Goddess Kali enjoys a significant position in the Indian culture and Kali Puja is considered to be the perfect way of commemorating the Goddess. Kali Puja is performed to ask the Goddess Kali for sufficient strength to fight the evil forces and the enemies.
Kali Puja is primarily a Bengali festival, held in accordance to the lunar calendar around the first week of November. The Goddess Kali is worshipped at night on one night during this festival. Kali Puja is light-up night for Kolkata, corresponding to the North Indian festival of Diwali (pronounced Dipabali in Bengali). This is also a night of fireworks, with local youth burning sparklers and crackers throughout the night. Kolkata had to pass legislature a few years back to ban fireworks which break the 65 decibel sound limit, as ambient noise levels were going up to 90 decibels or more in parts of the city.
The national festival of the Bengalis, The Durga Puja ends with a somber tone. But soon, this melancholy slowly disappears with the arrival of Lakshmi Puja in between to finally the tri-festival of the Bengalis - Kali Puja, Diwali and last but not the least the 'Bhai Phota' or 'Bhai Dooj'. Kali Puja coincides with Diwali, the festivals of lights. Every households clean their houses and light up candles all over their houses. Children and adults set off firecrackers all night. No one sleeps on that night.
In Kolkata and the suburbs, Kali Puja is celebrated with equal pomp and grandeur. Always the images are not fiery looking ubiquitously. In many family Pujas, the sacred form of Goddess Kali is being worshipped as a practice. One cannot forget the extraordinary song penned by the famous poet hailing from Halishahar, Ramprasad Sen who developed a pure human relationship with his hymns. It is believed that Goddess Kali used to appear before him as his daughter. One remembers Rani Rashmoni had established the idol of Goddess Kali at Dakshineswar and had appointed Gadadhar alias Sri Sri Ramkrishna Paramahansa (known worldwide through Swami Vivekananda, his disciple's mission) as Her priest. It was this image of Goddess Kali of Dakshineswar which Swami Vivekananda found awakened and was transcended in another world after coming across the living deity.

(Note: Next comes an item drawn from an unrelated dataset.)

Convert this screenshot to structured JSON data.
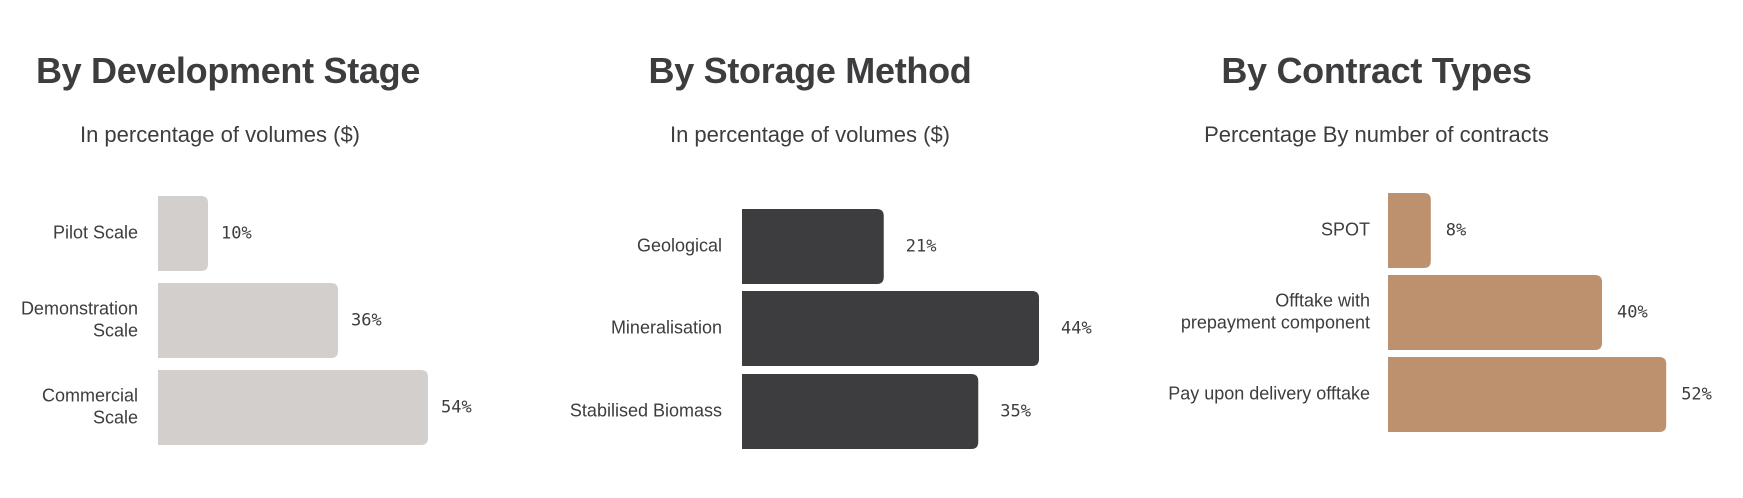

Maa Kali is the fearful and ferocious form of the mother goddess Durga. She assumed the form of a powerful goddess and became popular with the composition of the Devi Mahatmya, a text of the 5th - 6th century AD. Here she is depicted as having born from the brow of Goddess Durga during one of her battles with the evil forces. As the legend goes, in the battle, Kali was so much involved in the killing spree that she got carried away and began destroying everything in sight. To stop her, Lord Shiva threw himself under her feet. Shocked at this sight, Kali stuck out her tongue in astonishment, and put an end to her homicidal rampage. Hence the common image of Kali shows her in her melee mood, standing with one foot on Shiva's chest, with her enormous tongue stuck out. Kali is often portrayed with her tongue hanging out and her mouth dripping blood. This is said to signify the force that gives impetus to all activities.